Publicado em Crônica

Na parede do bar há um pôster desbotado do Vasco da Gama campeão brasileiro de 2000, um cartaz de propaganda de cerveja e uma tábua entalhada onde se lê “o dono tem razão”. Em cima de uma geladeira, a indefectível imagem de São Jorge Guerreiro enfiando a lança num dragão. Ou seja, nada naquele bar mostra qualquer sinal de sofisticação (exceto, talvez, uma garrafa de Chivas 12 anos no mostruário).

A conversa na mesa também girava em torno de assuntos comezinhos; coisas que passam na TV permanentemente ligada em algum noticiário, postagens que alguém leu na internet e mostra para comentar, fuxicos variados sobre amigos e principalmente inimigos, resultados do futebol. Nada de afetação, nenhuma conversa que mereça entrar nos anais dos botecos.

Foi quando o inesperado fez a surpresa. Um dos comensais começou a falar de um livro que estava lendo, fascinado pelo personagem principal. Narrou as desventuras descritas com ardor incomum para o ambiente, de repente transformado num daqueles clubes de livro, em que senhoras – e poucos senhores – conversam sobre o volume da semana, que todos têm de ler.

Mas não coube discussão: na mesa quase ninguém mais tinha lido O Avesso da Pele, de Jefferson Tenório, que narra a busca de Pedro pelas origens da família, logo depois de ver o pai morto numa desastrada abordagem policial. E lá pelas tantas, empolgado, disse que era o maior personagem produzido pela literatura. Protestos gerais.

Se entre os imortais da Academia Brasileira de Letras se discute literatura tomando chá, naquela mesa o embalo vinha do uísque mesmo. E debate etílico, sabe-se, é mais acalorado. Mas cada um pode votar no seu personagem favorito.

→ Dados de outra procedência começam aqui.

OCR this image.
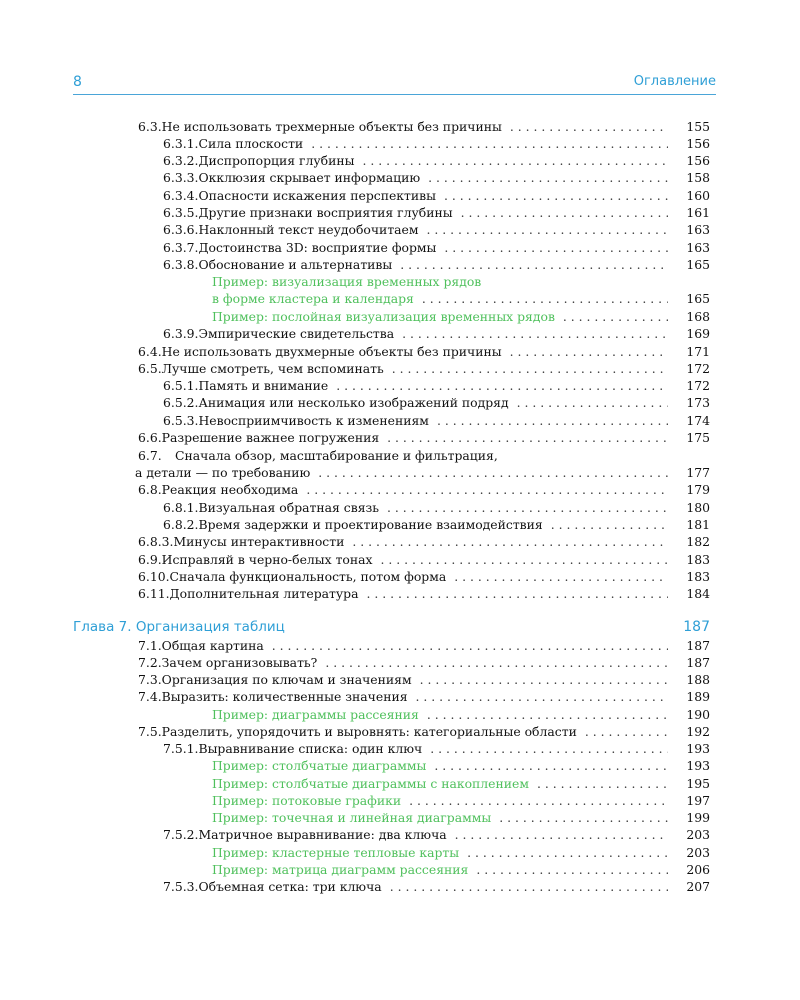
8	Оглавление
6.3. Не использовать трехмерные объекты без причины . . .	155
6.3.1. Сила плоскости . . .	156
6.3.2. Диспропорция глубины . . .	156
6.3.3. Окклюзия скрывает информацию . . .	158
6.3.4. Опасности искажения перспективы . . .	160
6.3.5. Другие признаки восприятия глубины . . .	161
6.3.6. Наклонный текст неудобочитаем . . .	163
6.3.7. Достоинства 3D: восприятие формы . . .	163
6.3.8. Обоснование и альтернативы . . .	165
Пример: визуализация временных рядов
в форме кластера и календаря . . .	165
Пример: послойная визуализация временных рядов . . .	168
6.3.9. Эмпирические свидетельства . . .	169
6.4. Не использовать двухмерные объекты без причины . . .	171
6.5. Лучше смотреть, чем вспоминать . . .	172
6.5.1. Память и внимание . . .	172
6.5.2. Анимация или несколько изображений подряд . . .	173
6.5.3. Невосприимчивость к изменениям . . .	174
6.6. Разрешение важнее погружения . . .	175
6.7.	Сначала обзор, масштабирование и фильтрация,
а детали — по требованию . . .	177
6.8. Реакция необходима . . .	179
6.8.1. Визуальная обратная связь . . .	180
6.8.2. Время задержки и проектирование взаимодействия . . .	181
6.8.3. Минусы интерактивности . . .	182
6.9. Исправляй в черно-белых тонах . . .	183
6.10. Сначала функциональность, потом форма . . .	183
6.11. Дополнительная литература . . .	184
Глава 7. Организация таблиц	187
7.1. Общая картина . . .	187
7.2. Зачем организовывать? . . .	187
7.3. Организация по ключам и значениям . . .	188
7.4. Выразить: количественные значения . . .	189
Пример: диаграммы рассеяния . . .	190
7.5. Разделить, упорядочить и выровнять: категориальные области . . .	192
7.5.1. Выравнивание списка: один ключ . . .	193
Пример: столбчатые диаграммы . . .	193
Пример: столбчатые диаграммы с накоплением . . .	195
Пример: потоковые графики . . .	197
Пример: точечная и линейная диаграммы . . .	199
7.5.2. Матричное выравнивание: два ключа . . .	203
Пример: кластерные тепловые карты . . .	203
Пример: матрица диаграмм рассеяния . . .	206
7.5.3. Объемная сетка: три ключа . . .	207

Havia defesas apaixonadas, que alcançaram até as letras internacionais, com alguns lembrando de Hercule Poirot, de Agatha Christie, e até o neófito Robert Langdon, de Dan Brown. Como se vê não era uma mesa de intelectuais, mas de diletantes. Quem ganhava era Riobaldo, o misterioso jagunço de Grande Sertão: Veredas (na foto, na versão da TV) , seguido a boa distância pelo finado Brás Cubas, de Memórias Póstumas.

Mas isso só durou até alguém citar outro personagem machadiano, Capitu, a mulher de “olhos de cigana oblíqua e dissimulada”, que começou a virar os votos na medida em que se lembravam passagens que mantém acesa a dúvida da traição ainda hoje, tantos anos depois da descrição ciumenta de Bentinho.

Ele tinha certeza de ter sido traído no passado por seu amigo Escobar, mas o assunto não foi resolvido nem depois de um julgamento realizado por um jornal paulista, com advogados de acusação, defesa e júri.

Nunca se encontrou prova do adultério, mas Capitu virou até nome de uma macaca assanhada do zoológico de Brasília, que vivia um caso de bigamia fartamente noticiado pelos jornais. O fato é que todos se renderam mais uma vez ao fascínio da dúvida.

A única certeza que fica é que, mesmo diante de personagens ricos como Riobaldo, Diadorim, Emília de Lobato ou Macabéa de Clarice Lispector, mesmo naquele boteco, o povo só quer saber mesmo é de fofoca. Mesmo que seja ficção.